India lost the international arbitration with Cairn Energy at The Hague in December and the former was given an award of $1.2 billion.
The Union government’s offer of settling the retrospective taxation case with Cairn Energy may hinge on Vedanta withdrawing the ongoing arbitration from the Singapore Tribunal on the same issue.
The government has offered to refund Cairn Energy Rs 7,900 crore that it had collected under the retrospective tax demand on fulfilment of certain conditions, including withdrawal of pending litigation and furnishing of an undertaking to the effect that no claim for cost, damages, interest, etc., would be filed.
This condition is also part of the Taxation Laws (Amendment) Bill, 2021, passed by Parliament recently.
The proposal of Vedanta withdrawing a parallel arbitration on the same issue was also taken up with Cairn executives in a meeting with the finance ministry on Wednesday.
Under the arbitration in Singapore, Anil Agarwal-led Vedanta has sought damages worth close to Rs 5,000 crore under the India - Singapore investment treaty over significant decline in share value due to the Rs 10,250-crore tax notice to its erstwhile subsidiary Cairn India.
The Indian entity subsequently merged with Bombay Stock Exchange-listed Vedanta, leading to Cairn Plc holding in Vedanta as well.
The amendment allows the government to withdraw the retrospective tax demands made using a 2012 legislation on the indirect transfer of Indian assets.
The government is now formulating the rules for the amendment.
"This is a very peculiar case. There are multiple cases. The Vedanta case is in the Singapore Tribunal.
"They are inter-related as they are starting from the 2012 order. So ideally they will all need to be withdrawn.
"But we are still in the process of formulating the rules," said a government official.
"The rules will clarify the mode of action on what both the parties need to do in order to honour the amendment," he added.
India lost the international arbitration with Cairn Energy at The Hague in December and the former was given an award of $1.2 billion.
It was appealed by India in March and the hearing for setting aside the order is scheduled in September.
London-based Vedanta Resources has also served a notice of claim against the Government of India under the India-United Kingdom BIT, challenging the tax demand on March 27, 2015.
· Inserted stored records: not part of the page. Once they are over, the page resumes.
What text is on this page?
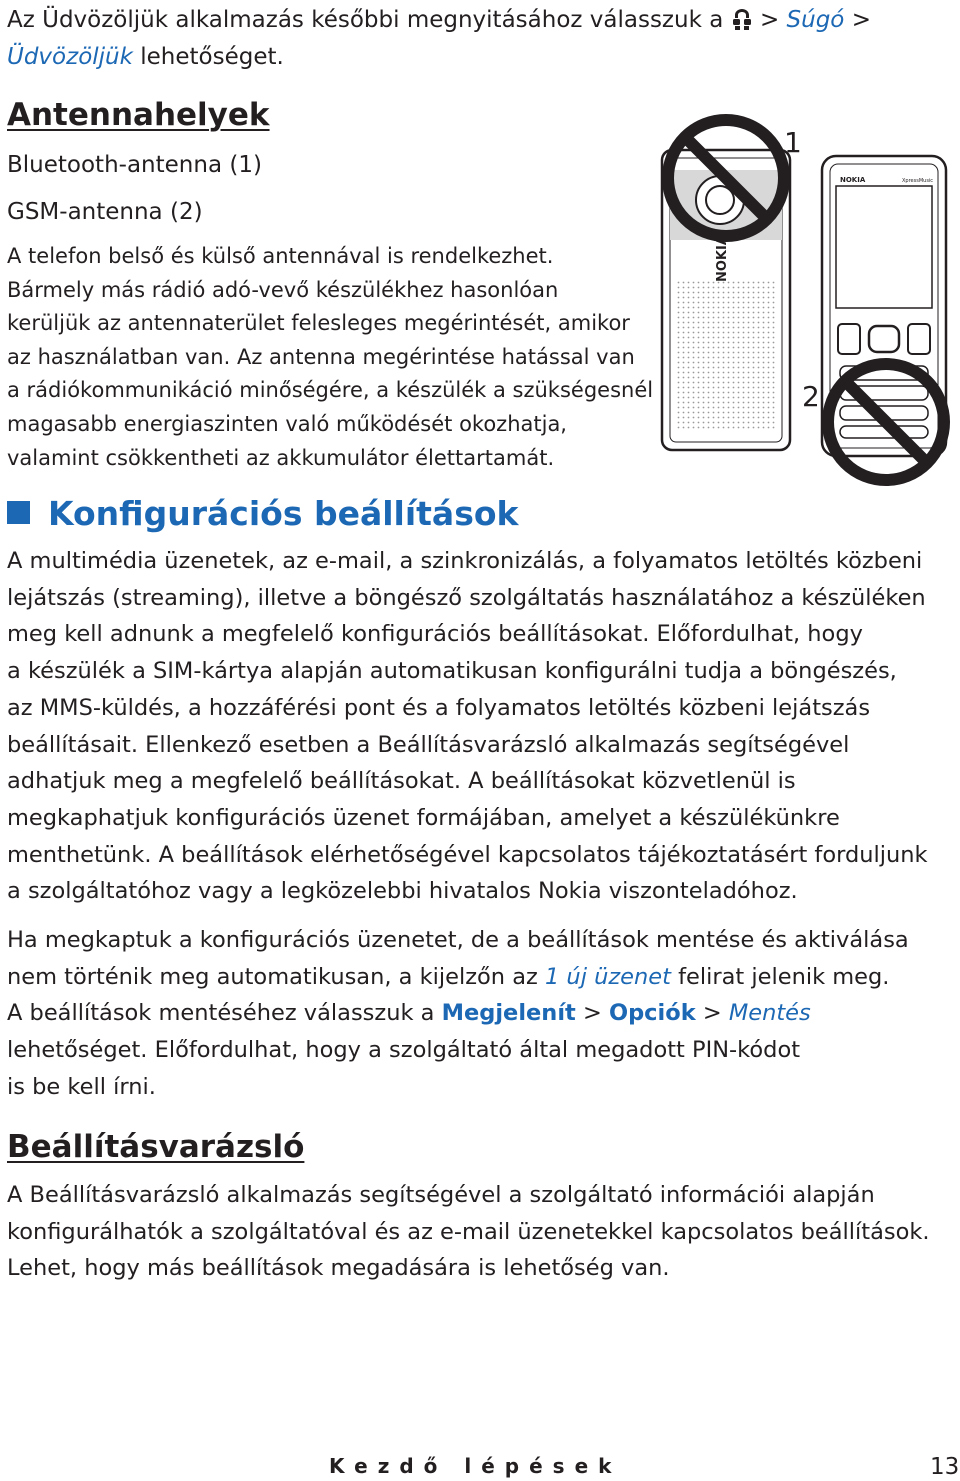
Az Üdvözöljük alkalmazás későbbi megnyitásához válasszuk a > Súgó >
Üdvözöljük lehetőséget.
Antennahelyek
Bluetooth-antenna (1)
GSM-antenna (2)
A telefon belső és külső antennával is rendelkezhet.
Bármely más rádió adó-vevő készülékhez hasonlóan
kerüljük az antennaterület felesleges megérintését, amikor
az használatban van. Az antenna megérintése hatással van
a rádiókommunikáció minőségére, a készülék a szükségesnél
magasabb energiaszinten való működését okozhatja,
valamint csökkentheti az akkumulátor élettartamát.
NOKIA
1
NOKIA	XpressMusic
2
Konfigurációs beállítások
A multimédia üzenetek, az e-mail, a szinkronizálás, a folyamatos letöltés közbeni
lejátszás (streaming), illetve a böngésző szolgáltatás használatához a készüléken
meg kell adnunk a megfelelő konfigurációs beállításokat. Előfordulhat, hogy
a készülék a SIM-kártya alapján automatikusan konfigurálni tudja a böngészés,
az MMS-küldés, a hozzáférési pont és a folyamatos letöltés közbeni lejátszás
beállításait. Ellenkező esetben a Beállításvarázsló alkalmazás segítségével
adhatjuk meg a megfelelő beállításokat. A beállításokat közvetlenül is
megkaphatjuk konfigurációs üzenet formájában, amelyet a készülékünkre
menthetünk. A beállítások elérhetőségével kapcsolatos tájékoztatásért forduljunk
a szolgáltatóhoz vagy a legközelebbi hivatalos Nokia viszonteladóhoz.
Ha megkaptuk a konfigurációs üzenetet, de a beállítások mentése és aktiválása
nem történik meg automatikusan, a kijelzőn az 1 új üzenet felirat jelenik meg.
A beállítások mentéséhez válasszuk a Megjelenít > Opciók > Mentés
lehetőséget. Előfordulhat, hogy a szolgáltató által megadott PIN-kódot
is be kell írni.
Beállításvarázsló
A Beállításvarázsló alkalmazás segítségével a szolgáltató információi alapján
konfigurálhatók a szolgáltatóval és az e-mail üzenetekkel kapcsolatos beállítások.
Lehet, hogy más beállítások megadására is lehetőség van.
Kezdő lépések	13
A senior Vedanta official, however, maintained that his company was not party to Cairn Energy litigation.
In May 2021, a Singapore tribunal had rejected an Indian government plea on the Vedanta case seeking to implement a regime to permit cross-disclosure of documents between the two arbitrations.
The government had pleaded that there was a potential overlap between the Cairn and Vedanta arbitration cases and the appellant was concerned about the risk of inconsistent findings by the two tribunals.
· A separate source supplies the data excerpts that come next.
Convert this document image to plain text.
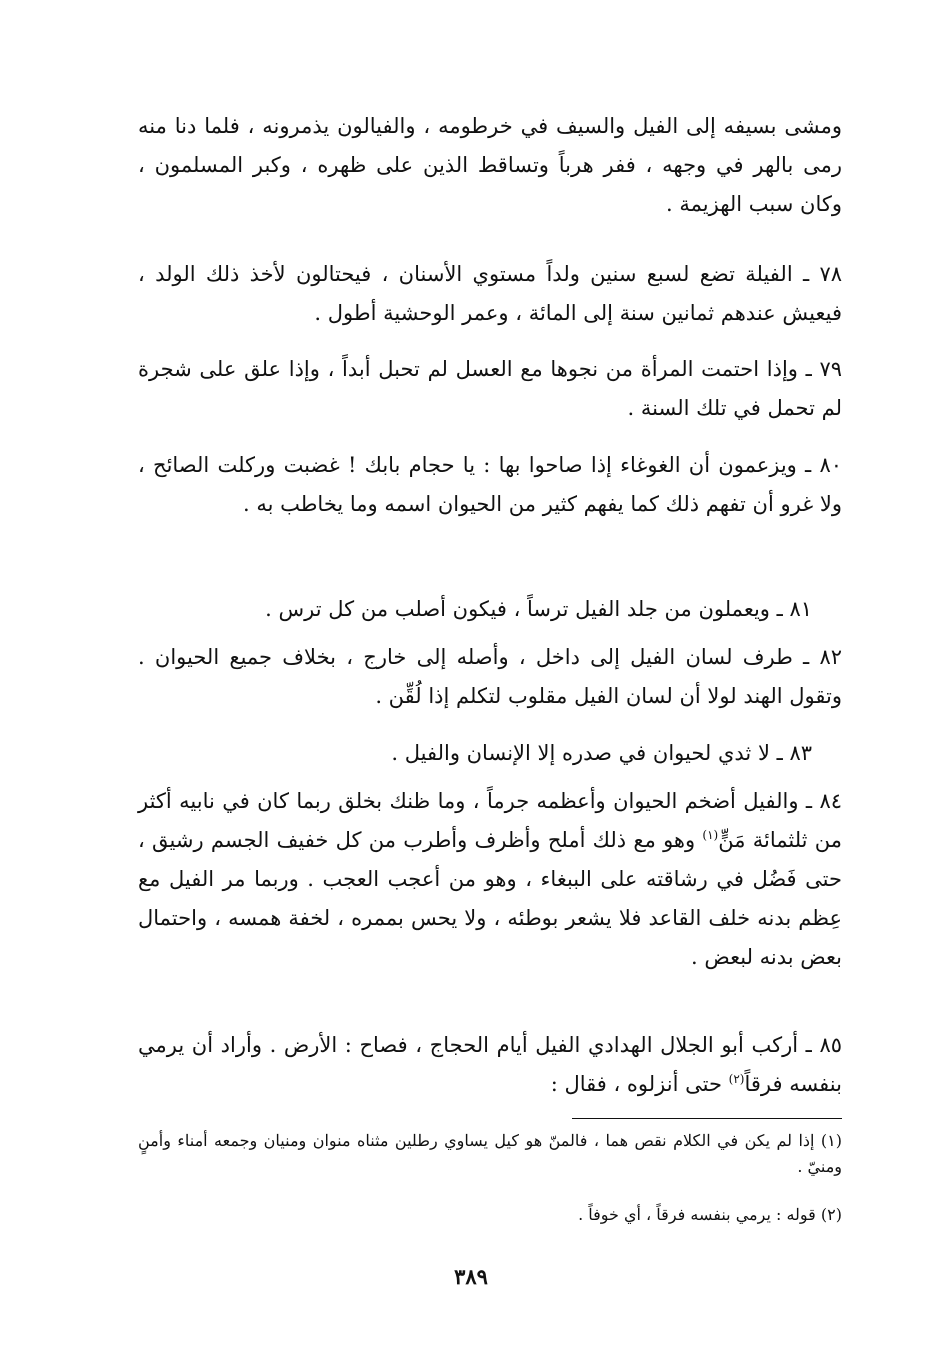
ومشى بسيفه إلى الفيل والسيف في خرطومه ، والفيالون يذمرونه ، فلما دنا منه رمى بالهر في وجهه ، ففر هرباً وتساقط الذين على ظهره ، وكبر المسلمون ، وكان سبب الهزيمة .

٧٨ ـ الفيلة تضع لسبع سنين ولداً مستوي الأسنان ، فيحتالون لأخذ ذلك الولد ، فيعيش عندهم ثمانين سنة إلى المائة ، وعمر الوحشية أطول .

٧٩ ـ وإذا احتمت المرأة من نجوها مع العسل لم تحبل أبداً ، وإذا علق على شجرة لم تحمل في تلك السنة .

٨٠ ـ ويزعمون أن الغوغاء إذا صاحوا بها : يا حجام بابك ! غضبت وركلت الصائح ، ولا غرو أن تفهم ذلك كما يفهم كثير من الحيوان اسمه وما يخاطب به .

٨١ ـ ويعملون من جلد الفيل ترساً ، فيكون أصلب من كل ترس .

٨٢ ـ طرف لسان الفيل إلى داخل ، وأصله إلى خارج ، بخلاف جميع الحيوان . وتقول الهند لولا أن لسان الفيل مقلوب لتكلم إذا لُقِّن .

٨٣ ـ لا ثدي لحيوان في صدره إلا الإنسان والفيل .

٨٤ ـ والفيل أضخم الحيوان وأعظمه جرماً ، وما ظنك بخلق ربما كان في نابيه أكثر من ثلثمائة مَنٍّ$^{(١)}$ وهو مع ذلك أملح وأظرف وأطرب من كل خفيف الجسم رشيق ، حتى فَضُل في رشاقته على الببغاء ، وهو من أعجب العجب . وربما مر الفيل مع عِظم بدنه خلف القاعد فلا يشعر بوطئه ، ولا يحس بممره ، لخفة همسه ، واحتمال بعض بدنه لبعض .

٨٥ ـ أركب أبو الجلال الهدادي الفيل أيام الحجاج ، فصاح : الأرض . وأراد أن يرمي بنفسه فرقاً$^{(٢)}$ حتى أنزلوه ، فقال :

(١) إذا لم يكن في الكلام نقص هما ، فالمنّ هو كيل يساوي رطلين مثناه منوان ومنيان وجمعه أمناء وأمنٍ ومنيّ .

(٢) قوله : يرمي بنفسه فرقاً ، أي خوفاً .

٣٨٩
Cairn Energy had also filed the case in the Delhi high court pertaining to computation of capital gains and abuse of tax.
The appeal was filed by Cairn over the ITAT order.
ITAT had given Rs 18,800-crore interest amount relief to Cairn but had upheld the I-T department’s capital gains tax demand of Rs 10,240 crore.
The ITAT had in 2016 given relief on interest to Cairn on grounds that advance tax was a retrospective levy so it could not have been anticipated by the assessee.
The tribunal also held that a foreign company that pays tax deducted at source is not liable to pay advance tax, as per section 234B of the Income Tax Act.
Cairn has argued in its appeal that the cost of acquisition should be taken as full value of consideration, and therefore the capital gain arising from the transaction should be zero.